Ce qui est intéressant dans le livre de Vallat, c'est qu'il va à l'encontre de l'idée que Farabi serait un aristotélicien de pure souche. On a longtemps considéré que Farabi était un néoplatonicien avant que Muhsin Mahdi édite son Livre des lettreset que d'autres textes (sur la rhétorique et la logique) soient établis et analysés. Du coup, on a considéré que Farabi était peut-être plutôt un aristotélicien (virage à 180 degrés !!!). Des textes comme La philosophie de Platon ou L'harmonie des deux sages, le sage Aristote et le divin Platon étaient minorés. Lameer considère ainsi que le dernier ouvrage que je viens de citer n'est pas de Farabi car cela ne coïncide pas avec son style et surtout son ancrage aristotélicien. Quant à La Philosophie de Platon, Farabi est censé nous y donner des résumés de dialogues de Platon mais il est vrai que les résumés comme les étymologies sont en partie fantaisistes. Bref, tout cela était un peu emmêlé et compliqué par le fait que Léo Strauss (qui ne connaissait pas l'arabe ni toutes les oeuvres de Farabi à son époque) avaient appliqué la distinction ésotérique/exotérique aux oeuvres de Farabi, créant toute une suite de "disciples" dans l'étude de Farabi soucieux de justifier cette distinction (P. Vallat le démontre avec pertinence, cette distinction est une fausse bonne solution pour résoudre le problème)
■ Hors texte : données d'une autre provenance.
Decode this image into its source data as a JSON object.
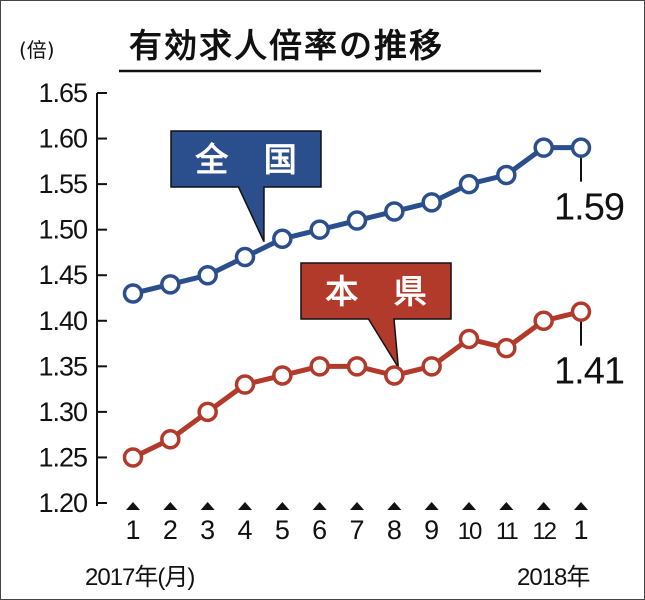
{
  "title": "有効求人倍率の推移",
  "unit_label": "(倍)",
  "start_year_label": "2017年(月)",
  "end_year_label": "2018年",
  "chart_data": {
    "type": "line",
    "title": "有効求人倍率の推移",
    "ylabel": "(倍)",
    "ylim": [
      1.2,
      1.65
    ],
    "yticks": [
      "1.65",
      "1.60",
      "1.55",
      "1.50",
      "1.45",
      "1.40",
      "1.35",
      "1.30",
      "1.25",
      "1.20"
    ],
    "categories": [
      "1",
      "2",
      "3",
      "4",
      "5",
      "6",
      "7",
      "8",
      "9",
      "10",
      "11",
      "12",
      "1"
    ],
    "series": [
      {
        "name": "全 国",
        "color": "#2b4e8c",
        "values": [
          1.43,
          1.44,
          1.45,
          1.47,
          1.49,
          1.5,
          1.51,
          1.52,
          1.53,
          1.55,
          1.56,
          1.59,
          1.59
        ],
        "end_label": "1.59"
      },
      {
        "name": "本 県",
        "color": "#b23a2a",
        "values": [
          1.25,
          1.27,
          1.3,
          1.33,
          1.34,
          1.35,
          1.35,
          1.34,
          1.35,
          1.38,
          1.37,
          1.4,
          1.41
        ],
        "end_label": "1.41"
      }
    ],
    "grid": false,
    "legend": "inline callout labels"
  }
}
Ce qui est étrange en fait avec al Farabi c'est qu'il affirme un platonisme quand même- même si ce dernier n'est ni exact ni complet. Philippe Vallat résout le problème d'une façon que je trouve satisfaisante. Il considère qu'il faut prendre au sérieux Farabi quand il se dit être le successeur de l'Ecole d'Alexandrie. Cette école affirmait  l'harmonie de Platon et d'Aristote et que retrouvons-nous chez Farabi ? La même idée ! Comme Farabi connaît mal et de façon très indirecte Platon, son harmonie peut paraître bancale mais une fois faite l'analyse rigoureuse de ses thèses et une fois confrontées avec les néoplatoniciens d'Alexandrie, tout ou presque se reconstitue logiquement. J'ai travaillé pendant plus de trois ans la seule question du platonisme en terre d'islam et pour la première fois, j'ai eu la sensation d'être en accord avec ce que je lisais ! Enfin, on avance dans l'étude de Farabi, me suis-je dit en le lisant !

Peut-être que d'ici quelques années on exhumera je ne sais où d'autres manuscrits de Farabi qui nous amèneront à revoir les choses. Reste que, selon moi, ce livre de P. Vallat constitue une avancée dans le bon sens de l'étude de l'oeuvre de Farabi.